KPK Tahan 5 Tersangka Kredit Fiktif di BPR Jepara Artha
- VIVA Jakarta/Edwin Firdaus
VIVA Jakarta – Penyidik Komisi Pemberantasan Korupsi (KPK) menahan lima tersangka korupsi dalam pencairan kredit usaha pada PT Bank Perkreditan Rakyat (BPR) Bank Jepara Artha (Perseroda) tahun 2022-2024, Kamis malam, 18 September 2025.
Mereka, yakni Jhendik Handoko selaku Direktur Utama BPR Bank Jepara Artha, Iwan Nursusetyo selaku Direktur Bisnis dan Operasional BPR Bank Jepara Artha, Ahmad Nasir selaku Kepala Divisi Bisnis, Literasi dan Inklusi Keuangan BPR Bank Jepara Artha, Ariyanto Sulistiyono selaku Kepala Bagian Kredit BPR Bank Jepara Artha, dan Mohammad Ibrahim Al’Asyari selaku Direktur PT Bumi Manfaat Gemilang.
“Para tersangka dilakukan penahanan untuk jangka waktu 20 hari pertama, terhitung sejak 18 September 2025 sampai dengan 7 Oktober 2025. Penahanan dilakukan di Rutan Cabang KPK,” kata Plt Deputi Penindakan dan Eksekusi KPK Asep Guntur Rahayu saat di kantornya, Jl Kuningan Persada, Jakarta Selatan.
Lebih lanjut dia menjelaskan penahanan lima tersangka dilakukan setelah KPK melakukan serangkaian penyidikan dan gelar perkara atau ekspose.
Para tersangka disangkakan telah melanggar Pasal 2 ayat (1) atau Pasal 3 Undang-Undang Pemberantasan Tindak Pidana Korupsi juncto Pasal 55 ayat (1) ke 1 KUHP.
Sebelumnya, pada 24 September 2024, KPK telah memulai penyidikan kasus dugaan tindak pidana korupsi dalam pencairan kredit usaha pada BPR Bank Jepara Artha tahun 2022–2024.
Penyidik KPK pada 26 September 2024 juga telah mengeluarkan surat larangan bepergian ke luar negeri terhadap lima tersangka tersebut.
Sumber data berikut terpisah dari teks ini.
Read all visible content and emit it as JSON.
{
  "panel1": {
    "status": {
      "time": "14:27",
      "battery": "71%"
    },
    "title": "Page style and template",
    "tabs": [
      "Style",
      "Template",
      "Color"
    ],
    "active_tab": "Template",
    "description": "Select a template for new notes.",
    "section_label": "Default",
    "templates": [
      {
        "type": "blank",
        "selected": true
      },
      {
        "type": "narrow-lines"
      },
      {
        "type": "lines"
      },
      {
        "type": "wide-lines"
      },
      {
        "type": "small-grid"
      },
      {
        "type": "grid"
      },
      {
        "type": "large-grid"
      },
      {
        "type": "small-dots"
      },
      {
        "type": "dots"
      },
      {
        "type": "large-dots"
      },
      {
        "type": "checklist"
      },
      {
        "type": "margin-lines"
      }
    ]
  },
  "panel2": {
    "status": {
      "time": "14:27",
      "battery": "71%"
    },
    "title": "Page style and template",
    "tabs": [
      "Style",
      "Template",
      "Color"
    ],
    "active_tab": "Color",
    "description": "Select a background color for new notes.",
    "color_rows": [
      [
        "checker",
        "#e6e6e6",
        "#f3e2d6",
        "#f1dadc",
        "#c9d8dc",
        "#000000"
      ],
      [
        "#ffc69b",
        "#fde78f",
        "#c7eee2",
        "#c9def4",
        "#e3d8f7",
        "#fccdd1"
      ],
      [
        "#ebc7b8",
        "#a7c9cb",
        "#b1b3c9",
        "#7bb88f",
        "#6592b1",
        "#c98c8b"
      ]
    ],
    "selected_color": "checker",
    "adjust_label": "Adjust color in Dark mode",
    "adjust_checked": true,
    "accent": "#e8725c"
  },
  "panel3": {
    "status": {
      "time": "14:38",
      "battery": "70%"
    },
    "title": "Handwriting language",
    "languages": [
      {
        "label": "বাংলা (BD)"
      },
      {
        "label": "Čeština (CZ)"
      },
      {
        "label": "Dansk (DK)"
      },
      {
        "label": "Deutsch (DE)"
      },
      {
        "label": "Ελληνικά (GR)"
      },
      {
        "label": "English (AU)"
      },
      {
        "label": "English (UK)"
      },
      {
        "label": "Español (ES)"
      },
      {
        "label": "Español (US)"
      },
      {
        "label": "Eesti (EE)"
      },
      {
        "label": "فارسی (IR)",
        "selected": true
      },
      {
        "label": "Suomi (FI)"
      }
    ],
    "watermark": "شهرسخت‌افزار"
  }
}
Dalam konstruksi perkara, Direktur Utama BPR Jepara Artha, Jhendik Handoko bersepakat dengan Direktur PT Bumi Manfaat Gemilang, Mohammad Ibrahim Al’Asyari untuk mencairkan 40 kredit fiktif senilai Rp263,6 miliar menggunakan identitas pedagang kecil hingga pengangguran. Dana tersebut dipakai menutup kredit macet, membeli aset pribadi, serta mengalir ke jajaran BPR, yakni Iwan Nursusetyo, Ahmad Nasir, dan Ariyanto Sulistiyono.
Perbuatan para tersangka menyebabkan kerugian negara sedikitnya Rp254 miliar berdasarkan hasil perhitungan audit BPK RI.
"Kerugian Negara yang terjadi dalam perkara ini sekurang-kurangnya Rp254 miliar (baki debet + tunggakan bunga)," kata Asep.